BACKGROUND: Microglia are associated with neuritic plaques in Alzheimer disease (AD) and serve as a primary component of the innate immune response in the brain. Neuritic plaques are fibrous deposits composed of the amyloid beta-peptide fragments (Abeta) of the amyloid precursor protein (APP). Numerous studies have shown that the immune cells in the vicinity of amyloid deposits in AD express mRNA and proteins for pro-inflammatory cytokines, leading to the hypothesis that microglia demonstrate classical (Th-1) immune activation in AD. Nonetheless, the complex role of microglial activation has yet to be fully explored since recent studies show that peripheral macrophages enter an "alternative" activation state.
METHODS: To study alternative activation of microglia, we used quantitative RT-PCR to identify genes associated with alternative activation in microglia, including arginase I (AGI), mannose receptor (MRC1), found in inflammatory zone 1 (FIZZ1), and chitinase 3-like 3 (YM1).

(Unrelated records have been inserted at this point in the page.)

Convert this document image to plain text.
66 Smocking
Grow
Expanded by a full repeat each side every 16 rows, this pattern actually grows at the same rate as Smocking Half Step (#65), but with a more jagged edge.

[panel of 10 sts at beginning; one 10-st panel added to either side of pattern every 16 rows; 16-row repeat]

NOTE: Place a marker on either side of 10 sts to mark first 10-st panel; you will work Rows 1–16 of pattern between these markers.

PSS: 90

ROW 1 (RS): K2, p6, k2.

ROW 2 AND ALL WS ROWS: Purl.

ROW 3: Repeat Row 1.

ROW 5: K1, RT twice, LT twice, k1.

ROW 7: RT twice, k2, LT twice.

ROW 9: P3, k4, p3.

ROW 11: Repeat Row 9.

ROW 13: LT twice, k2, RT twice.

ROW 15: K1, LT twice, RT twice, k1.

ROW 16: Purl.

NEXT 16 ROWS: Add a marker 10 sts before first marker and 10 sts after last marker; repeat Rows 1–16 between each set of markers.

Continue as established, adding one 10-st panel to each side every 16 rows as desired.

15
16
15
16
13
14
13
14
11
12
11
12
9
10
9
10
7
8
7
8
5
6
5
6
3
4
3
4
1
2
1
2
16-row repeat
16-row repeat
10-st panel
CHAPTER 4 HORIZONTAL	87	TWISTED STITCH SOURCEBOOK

RESULTS: Our findings confirmed that treatment of microglia with anti-inflammatory cytokines such as IL-4 and IL-13 induces a gene profile typical of alternative activation similar to that previously observed in peripheral macrophages. We then used this gene expression profile to examine two mouse models of AD, the APPsw (Tg-2576) and Tg-SwDI, models for amyloid deposition and for cerebral amyloid angiopathy (CAA) respectively. AGI, MRC1 and YM1 mRNA levels were significantly increased in the Tg-2576 mouse brains compared to age-matched controls while TNFalpha and NOS2 mRNA levels, genes commonly associated with classical activation, increased or did not change, respectively. Only TNFalpha mRNA increased in the Tg-SwDI mouse brain. Alternative activation genes were also identified in brain samples from individuals with AD and were compared to age-matched control individuals. In AD brain, mRNAs for TNFalpha, AGI, MRC1 and the chitinase-3 like 1 and 2 genes (CHI3L1; CHI3L2) were significantly increased while NOS2 and IL-1beta mRNAs were unchanged.

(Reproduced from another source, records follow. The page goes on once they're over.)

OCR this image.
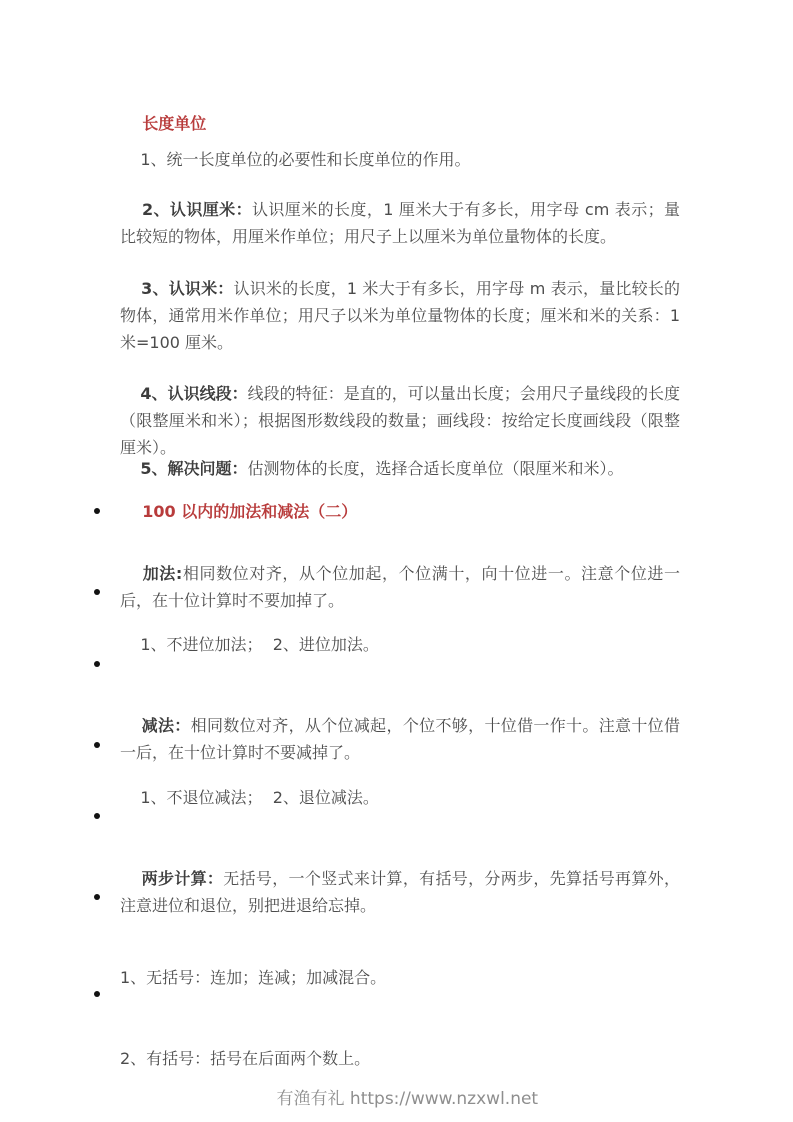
长度单位

1、统一长度单位的必要性和长度单位的作用。

2、认识厘米：认识厘米的长度，1 厘米大于有多长，用字母 cm 表示；量比较短的物体，用厘米作单位；用尺子上以厘米为单位量物体的长度。

3、认识米：认识米的长度，1 米大于有多长，用字母 m 表示，量比较长的物体，通常用米作单位；用尺子以米为单位量物体的长度；厘米和米的关系：1 米=100 厘米。

4、认识线段：线段的特征：是直的，可以量出长度；会用尺子量线段的长度（限整厘米和米）；根据图形数线段的数量；画线段：按给定长度画线段（限整厘米）。

5、解决问题：估测物体的长度，选择合适长度单位（限厘米和米）。

100 以内的加法和减法（二）

加法:相同数位对齐，从个位加起，个位满十，向十位进一。注意个位进一后，在十位计算时不要加掉了。

1、不进位加法；  2、进位加法。

减法：相同数位对齐，从个位减起，个位不够，十位借一作十。注意十位借一后，在十位计算时不要减掉了。

1、不退位减法；  2、退位减法。

两步计算：无括号，一个竖式来计算，有括号，分两步，先算括号再算外，注意进位和退位，别把进退给忘掉。

1、无括号：连加；连减；加减混合。

2、有括号：括号在后面两个数上。

有渔有礼 https://www.nzxwl.net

CONCLUSION: Immune cells within the brain display gene profiles that suggest heterogeneous, functional phenotypes that range from a pro-inflammatory, classical activation state to an alternative activation state involved in repair and extracellular matrix remodeling. Our data suggest that innate immune cells in AD may exhibit a hybrid activation state that includes characteristics of classical and alternative activation.